Les jeunes filles traversaient la place du Palais-Royal, lorsqu'une averse tomba. Ce fut une déroute. Elles s'arrêtèrent, glissant, pataugeant, regardant de nouveau les voitures qui roulaient à vide.

—Marchez! cria la mère, impitoyable. C'est trop près maintenant, ça ne vaut pas quarante sous…. Et votre frère Léon qui a refusé de s'en aller avec nous, de crainte qu'on ne le laissât payer! Tant mieux s'il fait ses affaires chez cette dame! mais nous pouvons dire que ce n'est guère propre. Une femme qui a dépassé la cinquantaine et qui ne reçoit que des jeunes gens! Une ancienne pas grand'chose qu'un personnage a fait épouser à cet imbécile de Dambreville, en le nommant chef de bureau!

Hortense et Berthe trottaient sous la pluie, l'une devant l'autre, sans avoir l'air d'entendre. Quand leur mère se soulageait ainsi, lâchant tout, oubliant le rigorisme de belle éducation où elle les tenait, il était convenu qu'elles devenaient sourdes. Pourtant, Berthe se révolta, en entrant dans la rue de l'Échelle, sombre et déserte.
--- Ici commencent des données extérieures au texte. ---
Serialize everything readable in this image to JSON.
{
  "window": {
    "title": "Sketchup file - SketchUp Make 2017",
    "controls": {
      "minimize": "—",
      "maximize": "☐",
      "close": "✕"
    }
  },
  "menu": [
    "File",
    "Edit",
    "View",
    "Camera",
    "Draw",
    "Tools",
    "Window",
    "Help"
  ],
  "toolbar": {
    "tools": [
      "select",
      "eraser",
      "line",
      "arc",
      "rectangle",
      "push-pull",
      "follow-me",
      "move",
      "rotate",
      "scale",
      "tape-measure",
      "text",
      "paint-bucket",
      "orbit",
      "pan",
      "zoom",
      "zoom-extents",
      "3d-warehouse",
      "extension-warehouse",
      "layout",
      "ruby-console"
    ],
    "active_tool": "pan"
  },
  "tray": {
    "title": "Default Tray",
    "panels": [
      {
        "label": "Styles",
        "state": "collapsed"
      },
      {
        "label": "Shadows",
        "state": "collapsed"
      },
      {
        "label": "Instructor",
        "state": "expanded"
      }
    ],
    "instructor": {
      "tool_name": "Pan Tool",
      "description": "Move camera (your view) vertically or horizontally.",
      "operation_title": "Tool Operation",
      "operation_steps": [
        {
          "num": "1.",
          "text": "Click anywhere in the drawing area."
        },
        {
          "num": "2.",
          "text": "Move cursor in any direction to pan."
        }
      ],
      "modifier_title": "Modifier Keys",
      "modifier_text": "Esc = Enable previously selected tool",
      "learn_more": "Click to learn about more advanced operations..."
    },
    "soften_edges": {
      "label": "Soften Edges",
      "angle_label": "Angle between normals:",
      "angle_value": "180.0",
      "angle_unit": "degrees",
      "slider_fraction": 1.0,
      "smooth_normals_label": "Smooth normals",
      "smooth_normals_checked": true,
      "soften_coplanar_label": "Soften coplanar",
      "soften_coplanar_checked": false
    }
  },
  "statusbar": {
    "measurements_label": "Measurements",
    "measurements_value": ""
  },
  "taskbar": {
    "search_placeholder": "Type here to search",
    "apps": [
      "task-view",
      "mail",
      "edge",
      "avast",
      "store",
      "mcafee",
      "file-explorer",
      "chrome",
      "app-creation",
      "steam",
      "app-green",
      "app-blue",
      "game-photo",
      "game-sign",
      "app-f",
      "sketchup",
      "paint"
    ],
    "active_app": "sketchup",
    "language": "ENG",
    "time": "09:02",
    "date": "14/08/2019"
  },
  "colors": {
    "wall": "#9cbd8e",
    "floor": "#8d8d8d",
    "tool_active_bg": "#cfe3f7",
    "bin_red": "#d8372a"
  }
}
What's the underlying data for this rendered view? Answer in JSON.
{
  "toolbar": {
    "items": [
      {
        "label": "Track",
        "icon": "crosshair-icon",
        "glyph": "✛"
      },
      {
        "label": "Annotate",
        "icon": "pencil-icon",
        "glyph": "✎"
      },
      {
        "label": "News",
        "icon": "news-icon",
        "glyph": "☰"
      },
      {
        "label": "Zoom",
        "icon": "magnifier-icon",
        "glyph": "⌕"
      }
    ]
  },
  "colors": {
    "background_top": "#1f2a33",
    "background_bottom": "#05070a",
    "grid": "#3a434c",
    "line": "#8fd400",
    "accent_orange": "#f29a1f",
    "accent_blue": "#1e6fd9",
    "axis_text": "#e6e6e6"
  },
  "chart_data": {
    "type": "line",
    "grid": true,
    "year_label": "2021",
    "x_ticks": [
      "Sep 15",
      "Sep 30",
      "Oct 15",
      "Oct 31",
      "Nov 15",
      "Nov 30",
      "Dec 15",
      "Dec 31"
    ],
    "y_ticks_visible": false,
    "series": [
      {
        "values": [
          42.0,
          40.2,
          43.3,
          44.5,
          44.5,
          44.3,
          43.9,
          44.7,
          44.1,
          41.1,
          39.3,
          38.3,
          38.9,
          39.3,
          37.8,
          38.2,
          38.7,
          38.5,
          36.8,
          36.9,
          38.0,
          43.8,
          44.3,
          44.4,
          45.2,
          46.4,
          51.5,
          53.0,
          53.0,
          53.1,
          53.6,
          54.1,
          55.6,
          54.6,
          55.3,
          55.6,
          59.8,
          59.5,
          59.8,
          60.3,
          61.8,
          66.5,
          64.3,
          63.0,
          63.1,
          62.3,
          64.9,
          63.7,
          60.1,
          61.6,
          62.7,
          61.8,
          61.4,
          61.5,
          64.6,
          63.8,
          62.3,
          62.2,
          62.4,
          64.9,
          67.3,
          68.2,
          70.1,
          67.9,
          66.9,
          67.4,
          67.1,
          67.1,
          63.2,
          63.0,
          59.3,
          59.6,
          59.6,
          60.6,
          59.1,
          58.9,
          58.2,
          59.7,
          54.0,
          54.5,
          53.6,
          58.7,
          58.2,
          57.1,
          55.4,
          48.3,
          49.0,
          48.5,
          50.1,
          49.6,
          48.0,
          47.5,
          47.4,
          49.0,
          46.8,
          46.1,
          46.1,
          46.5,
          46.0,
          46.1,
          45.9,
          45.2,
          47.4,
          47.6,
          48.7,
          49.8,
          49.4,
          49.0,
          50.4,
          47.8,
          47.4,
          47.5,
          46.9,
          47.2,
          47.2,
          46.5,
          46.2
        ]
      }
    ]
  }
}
—Allons, bon! dit-elle, voilà mon talon qui part…. Je ne peux plus aller, moi!

Madame Josserand devint terrible.

—Voulez-vous bien marcher!… Est-ce que je me plains? Est-ce que c'est ma place, d'être dans la rue à cette heure, par un temps pareil?… Encore si vous aviez un père comme les autres! Mais non, monsieur reste chez lui à se goberger. C'est toujours mon tour de vous conduire dans le monde, jamais il n'accepterait la corvée. Eh bien! je vous déclare que j'en ai par-dessus la tête. Votre père vous sortira, s'il veut; moi, du diable si je vous promène désormais dans des maisons où l'on me vexe!… Un homme qui m'a trompée sur ses capacités et dont je suis encore à tirer un agrément! Ah! Seigneur Dieu! en voilà un que je n'épouserais pas, si c'était à refaire!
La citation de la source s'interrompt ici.